Performance of GF10x GPU


I’m having trouble to find the DGEMM performance of GF104/106/108.

My question if simple: i got ~55% of peak performance on my CARMA devkit whereas i got ~80% of peak on my a Tesla C2050 or on my GeForce480GTX.

I understand that the GF10x architecture is a little bit different of GF100 (48core/SM vs 32core/SM,…) so I want to know if this difference comes from the architecture of from the ARM-GPU configuration.

Anyone can tell me what DGEMM performance he has on GF104/106/108 ?


I get over 90% on GF108 in both cublasDgemm( ‘N’, ‘N’, … ) and cublasDgemm( ‘N’, ‘T’, … ) for matrices over 1024x1024.

More specifically, I get ~23.5 Gflop/s on GT 440, which has 2 SMs and runs at 1.62 GHz. 48 cores don’t matter in DGEMM as all action happens in double precision units, there are 4 of them per SM.

Sorry my mistake, I was talking about CGEMM and not DGEMM (or SGEMM, but i use CGEMM because i’m using complex numbers for my signal processing apps).

I have pretty much the same performance than you on DGEMM.

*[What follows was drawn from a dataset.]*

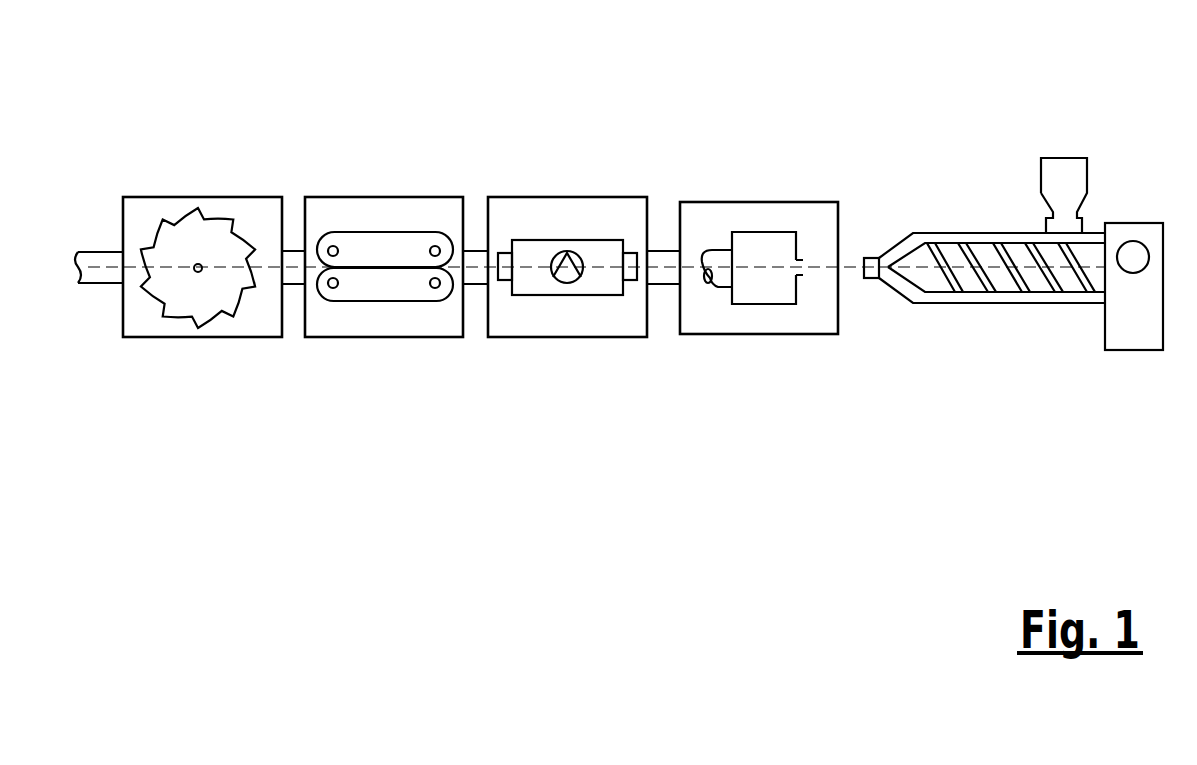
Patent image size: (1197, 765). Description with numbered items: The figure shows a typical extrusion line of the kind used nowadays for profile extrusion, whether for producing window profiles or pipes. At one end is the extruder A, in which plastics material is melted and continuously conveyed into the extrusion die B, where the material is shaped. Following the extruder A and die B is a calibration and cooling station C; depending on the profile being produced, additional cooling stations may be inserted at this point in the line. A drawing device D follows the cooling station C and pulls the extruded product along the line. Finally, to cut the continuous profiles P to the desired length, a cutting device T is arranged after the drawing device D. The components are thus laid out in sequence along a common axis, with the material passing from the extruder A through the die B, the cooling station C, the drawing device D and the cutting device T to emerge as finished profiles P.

I also get 55% in CGEMM on GT440.

More specifically, this is what I have on a Quadro 1000M (NVIDIA CARMA):

Shall we expect 2.5x more performances on a GK107/117 GPU ?

Also I have also some differences between my GF100 and GF108 when using streams to batch multiple kernels, I will share it asap.

I don’t know about GK107, but on GK104 (GTX680) I get up to ~1600 Gflop/s in CGEMM, which is 46% of peak. I get about the same number on GK110 (K20c). SGEMM, for comparison, is almost 2x faster on GK110.

Such a big difference between CGEMM and SGEMM? Register banking effect?
I see why you’d like to have a Kepler assembler…

Thanks for your numbers. I also have 1600 GFlop/s on my K20c

Tim, I think the reason might be more mundane - they possibly didn’t invest as much effort in rewriting CGEMM for sm35 as they did with SGEMM.